Investigating scripture is a joyful thing for me. While yet in my atheist days, I had reason to go digging into the resurrection accounts in the Gospels.
I also went looking for debunking accounts from fellow atheists. Most of those arguments are, well, goofy, or implausibly convoluted, or so convinced of a “conspiracy” as to be laughable. I was left with the Gospel accounts as being the simplest and likely most accurate explanation of whatever it was that happened.
Intellectually I was compelled to conclude something rare sure enough happened.
My faith prior to that time was “God was not.” Reading the scripture accounts compared with anti-resurrection accounts suddenly suggested that my position was possibly mistaken. Scripture had led me to a new faith.

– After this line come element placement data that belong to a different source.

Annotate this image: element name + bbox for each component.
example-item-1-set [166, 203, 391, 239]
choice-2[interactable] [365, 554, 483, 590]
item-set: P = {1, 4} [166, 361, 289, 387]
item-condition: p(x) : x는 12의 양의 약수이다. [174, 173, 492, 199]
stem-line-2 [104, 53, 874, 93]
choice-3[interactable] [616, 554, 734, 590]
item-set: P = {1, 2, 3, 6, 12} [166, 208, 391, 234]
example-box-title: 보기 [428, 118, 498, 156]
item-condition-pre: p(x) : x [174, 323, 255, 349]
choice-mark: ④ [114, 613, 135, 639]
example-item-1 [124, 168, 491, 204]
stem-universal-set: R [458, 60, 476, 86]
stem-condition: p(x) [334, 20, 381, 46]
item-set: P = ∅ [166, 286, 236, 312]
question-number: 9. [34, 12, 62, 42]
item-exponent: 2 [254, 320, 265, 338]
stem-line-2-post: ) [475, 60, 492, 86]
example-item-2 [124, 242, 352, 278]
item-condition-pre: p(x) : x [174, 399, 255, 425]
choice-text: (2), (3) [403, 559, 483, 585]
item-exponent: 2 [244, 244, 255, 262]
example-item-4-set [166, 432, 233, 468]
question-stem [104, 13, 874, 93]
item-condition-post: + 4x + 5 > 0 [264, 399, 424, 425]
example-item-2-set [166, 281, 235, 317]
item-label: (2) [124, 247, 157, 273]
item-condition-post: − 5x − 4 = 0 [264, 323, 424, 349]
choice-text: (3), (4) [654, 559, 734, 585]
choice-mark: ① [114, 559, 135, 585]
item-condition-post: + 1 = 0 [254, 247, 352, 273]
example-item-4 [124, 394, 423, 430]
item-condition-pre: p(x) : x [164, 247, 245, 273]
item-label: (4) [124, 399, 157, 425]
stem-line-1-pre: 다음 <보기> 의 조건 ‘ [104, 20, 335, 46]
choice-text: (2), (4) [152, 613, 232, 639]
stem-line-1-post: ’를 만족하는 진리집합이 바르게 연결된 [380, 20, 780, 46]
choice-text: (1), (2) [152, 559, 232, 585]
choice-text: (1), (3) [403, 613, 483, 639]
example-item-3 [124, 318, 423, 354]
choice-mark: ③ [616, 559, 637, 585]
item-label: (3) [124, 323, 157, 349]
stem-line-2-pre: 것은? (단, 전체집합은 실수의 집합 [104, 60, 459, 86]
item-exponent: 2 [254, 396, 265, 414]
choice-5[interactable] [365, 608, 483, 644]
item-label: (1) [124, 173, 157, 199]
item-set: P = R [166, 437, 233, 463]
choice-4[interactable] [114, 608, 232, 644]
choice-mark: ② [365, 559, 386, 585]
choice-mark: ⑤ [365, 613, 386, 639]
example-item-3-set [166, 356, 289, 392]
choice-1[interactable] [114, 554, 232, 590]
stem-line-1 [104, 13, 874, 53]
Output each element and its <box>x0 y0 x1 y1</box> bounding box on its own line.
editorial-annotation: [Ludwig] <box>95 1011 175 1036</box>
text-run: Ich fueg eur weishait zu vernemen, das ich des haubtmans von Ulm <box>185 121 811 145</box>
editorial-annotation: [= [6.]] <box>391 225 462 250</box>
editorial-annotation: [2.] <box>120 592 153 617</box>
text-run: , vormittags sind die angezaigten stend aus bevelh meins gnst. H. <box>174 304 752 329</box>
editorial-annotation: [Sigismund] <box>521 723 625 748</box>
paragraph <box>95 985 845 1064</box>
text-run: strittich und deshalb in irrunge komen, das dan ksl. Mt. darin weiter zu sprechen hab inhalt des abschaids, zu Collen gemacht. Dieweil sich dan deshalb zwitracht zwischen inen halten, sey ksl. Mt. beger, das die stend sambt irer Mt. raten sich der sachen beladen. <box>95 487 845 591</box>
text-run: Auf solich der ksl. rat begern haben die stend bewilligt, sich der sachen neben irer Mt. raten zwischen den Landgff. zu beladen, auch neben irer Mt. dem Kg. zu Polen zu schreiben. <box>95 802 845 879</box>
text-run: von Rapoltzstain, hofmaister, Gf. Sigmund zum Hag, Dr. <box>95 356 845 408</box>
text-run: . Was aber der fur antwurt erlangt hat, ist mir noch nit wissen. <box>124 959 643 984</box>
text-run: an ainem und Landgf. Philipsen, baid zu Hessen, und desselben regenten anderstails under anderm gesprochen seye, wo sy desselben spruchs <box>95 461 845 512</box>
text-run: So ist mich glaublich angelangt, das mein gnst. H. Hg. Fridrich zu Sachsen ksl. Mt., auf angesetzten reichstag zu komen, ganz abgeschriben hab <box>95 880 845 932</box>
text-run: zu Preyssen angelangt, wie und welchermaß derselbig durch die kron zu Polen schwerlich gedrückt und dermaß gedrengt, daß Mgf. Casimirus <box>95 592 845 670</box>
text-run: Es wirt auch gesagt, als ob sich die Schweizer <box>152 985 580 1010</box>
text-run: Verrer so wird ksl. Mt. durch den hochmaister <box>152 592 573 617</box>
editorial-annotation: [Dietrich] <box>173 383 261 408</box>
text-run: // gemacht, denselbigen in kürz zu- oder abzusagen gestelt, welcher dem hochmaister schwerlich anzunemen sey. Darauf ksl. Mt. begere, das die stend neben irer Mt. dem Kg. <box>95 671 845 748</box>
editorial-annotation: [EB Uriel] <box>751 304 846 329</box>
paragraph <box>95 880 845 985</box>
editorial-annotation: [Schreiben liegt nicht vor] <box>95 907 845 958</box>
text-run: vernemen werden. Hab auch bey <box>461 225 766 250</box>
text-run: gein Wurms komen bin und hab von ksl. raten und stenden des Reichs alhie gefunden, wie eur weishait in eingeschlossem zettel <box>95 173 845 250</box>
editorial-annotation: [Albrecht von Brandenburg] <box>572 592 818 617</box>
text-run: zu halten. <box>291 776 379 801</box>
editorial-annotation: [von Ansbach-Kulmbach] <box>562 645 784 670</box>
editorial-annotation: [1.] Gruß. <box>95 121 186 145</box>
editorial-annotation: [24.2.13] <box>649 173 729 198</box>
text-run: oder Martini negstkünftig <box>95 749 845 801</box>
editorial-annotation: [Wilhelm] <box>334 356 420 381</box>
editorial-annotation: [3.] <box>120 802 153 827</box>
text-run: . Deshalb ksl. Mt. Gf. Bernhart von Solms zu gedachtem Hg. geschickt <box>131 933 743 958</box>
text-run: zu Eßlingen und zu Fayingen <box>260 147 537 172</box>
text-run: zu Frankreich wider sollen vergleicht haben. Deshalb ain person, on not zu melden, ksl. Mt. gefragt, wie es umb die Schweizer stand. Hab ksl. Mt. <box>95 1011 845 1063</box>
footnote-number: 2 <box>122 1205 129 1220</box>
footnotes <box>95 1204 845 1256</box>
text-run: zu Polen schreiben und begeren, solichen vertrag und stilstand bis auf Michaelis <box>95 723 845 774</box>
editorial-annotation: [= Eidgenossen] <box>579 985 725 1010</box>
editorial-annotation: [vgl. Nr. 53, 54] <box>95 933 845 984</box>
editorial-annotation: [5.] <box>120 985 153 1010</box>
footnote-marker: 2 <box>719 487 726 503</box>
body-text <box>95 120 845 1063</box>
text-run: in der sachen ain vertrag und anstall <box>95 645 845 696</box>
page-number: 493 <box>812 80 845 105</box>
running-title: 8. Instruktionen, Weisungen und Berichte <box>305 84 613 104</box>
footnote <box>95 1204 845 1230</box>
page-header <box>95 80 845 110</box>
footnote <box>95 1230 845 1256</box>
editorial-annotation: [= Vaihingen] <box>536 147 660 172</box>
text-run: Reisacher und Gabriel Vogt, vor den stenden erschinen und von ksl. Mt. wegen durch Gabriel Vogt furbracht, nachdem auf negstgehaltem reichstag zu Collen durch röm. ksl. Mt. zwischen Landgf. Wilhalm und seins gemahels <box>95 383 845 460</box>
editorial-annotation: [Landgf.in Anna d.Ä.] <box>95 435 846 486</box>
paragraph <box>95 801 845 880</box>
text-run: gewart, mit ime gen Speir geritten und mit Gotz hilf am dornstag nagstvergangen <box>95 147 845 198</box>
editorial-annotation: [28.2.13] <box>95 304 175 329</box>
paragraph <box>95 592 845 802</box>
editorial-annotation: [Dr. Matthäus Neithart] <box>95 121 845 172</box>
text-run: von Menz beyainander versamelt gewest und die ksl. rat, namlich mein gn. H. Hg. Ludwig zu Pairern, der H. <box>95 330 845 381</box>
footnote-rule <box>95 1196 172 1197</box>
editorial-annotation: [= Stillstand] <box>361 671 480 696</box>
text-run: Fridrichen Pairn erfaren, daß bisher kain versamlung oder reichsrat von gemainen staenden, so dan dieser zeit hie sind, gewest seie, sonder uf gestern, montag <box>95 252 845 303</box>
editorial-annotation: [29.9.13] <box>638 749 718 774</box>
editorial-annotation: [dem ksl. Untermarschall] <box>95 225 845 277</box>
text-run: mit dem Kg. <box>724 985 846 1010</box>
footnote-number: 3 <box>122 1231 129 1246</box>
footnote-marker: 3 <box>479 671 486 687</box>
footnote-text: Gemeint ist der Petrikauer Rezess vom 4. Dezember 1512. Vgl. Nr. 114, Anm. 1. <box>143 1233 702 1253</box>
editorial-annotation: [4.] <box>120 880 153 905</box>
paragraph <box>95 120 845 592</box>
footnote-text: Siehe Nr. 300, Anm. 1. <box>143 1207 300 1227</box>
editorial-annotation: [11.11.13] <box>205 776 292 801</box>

I’ve come to regard most of scripture like an O. Henry story. He was the turn of the 20th-century short story writer who specialized in unexpected endings. Everything is going along with stilted predictably and, with no warning at all, everything takes a whiplashed left turn. The result is a strong dose of astonishment. O. Henry stories, to be sure, owe an unacknowledged debt to how Jesus told a good story.
At the same time, I’m not always certain our standard interpretations of some parables ever capture the surprise. So I often look for other interpretations, a minority report so to speak, just to shake it up a bit. I find it rather like hearing a familiar song in a major key
. The result is often weirdly haunting. That’s what I seek in scripture.Take the familiar story of the lost sheep and the dedicated shepherd, found in St. Luke 15:3-7 and St. Matthew 18:10-14. One may be read in contrast to the other, the minor key vs. the major, or an O. Henry twist at the end.
A sheep wanders off. Who knows why; sightseeing maybe? The shepherd leaves the obedient 99 and tracks down that one errant sheep, scoops it up and returns it to the flock. Is the sheep happy about it? We don’t know. Might it wander off again? Possibly, possibly not, but we can’t say.
What we do know is certain. Getting that sheep home is the shepherd’s work. One was missing; the shepherd searched and restored it to the flock. If he did it for one, doubtless he would do it for any of them.
St. Luke presents it as a story of repentance; the sheep repented. Luke concludes “there’s more rejoicing in heaven over one repentant sinner than ninety-nine who have no need of repentance.”
Matthew tells the lost sheep in a different key. Jesus begins by speaking of small faith or no faith at all. Don’t, he says, “despise one of these little ones, for their angels in heaven always look upon the face of my heavenly Father.”
That’s rather astonishing by itself but, to add emphasis, he tells of the lost sheep and the searching shepherd. The parable concludes not with a note of repentance but with the firm assertion: “…it is not the will of your heavenly Father that one of these little ones be lost.”
If you did not catch it, that assertion trends toward universalism. If it is the Father’s will that none be lost, who are we to say otherwise?
Scripture is sprinkled with remarks like that, and rather more of them than of any other sort. St. Paul foresees a time when “at the name of Jesus every knee should bow, in heaven and on earth and under the earth, and every tongue confess that Jesus Christ is Lord, to the glory of God the Father”(Philippians 2:10-11).
Which is it: every knee or only some knees, every tongue or only some? If it is the Father’s will that the shepherd leaves no sheep unfound, see, there awaits a mystery for us all.
All of us―said the late Swiss theologian Hans Urs von Balthasar (d. 1988) in Dare We Hope “That All Men Be Saved” ―stand under judgment in a world devastated by sin. He is careful to say that salvation for all is a Christian hope (taking scripture seriously) but not a doctrine (again, taking scripture seriously), but always it is the prayer of the Church.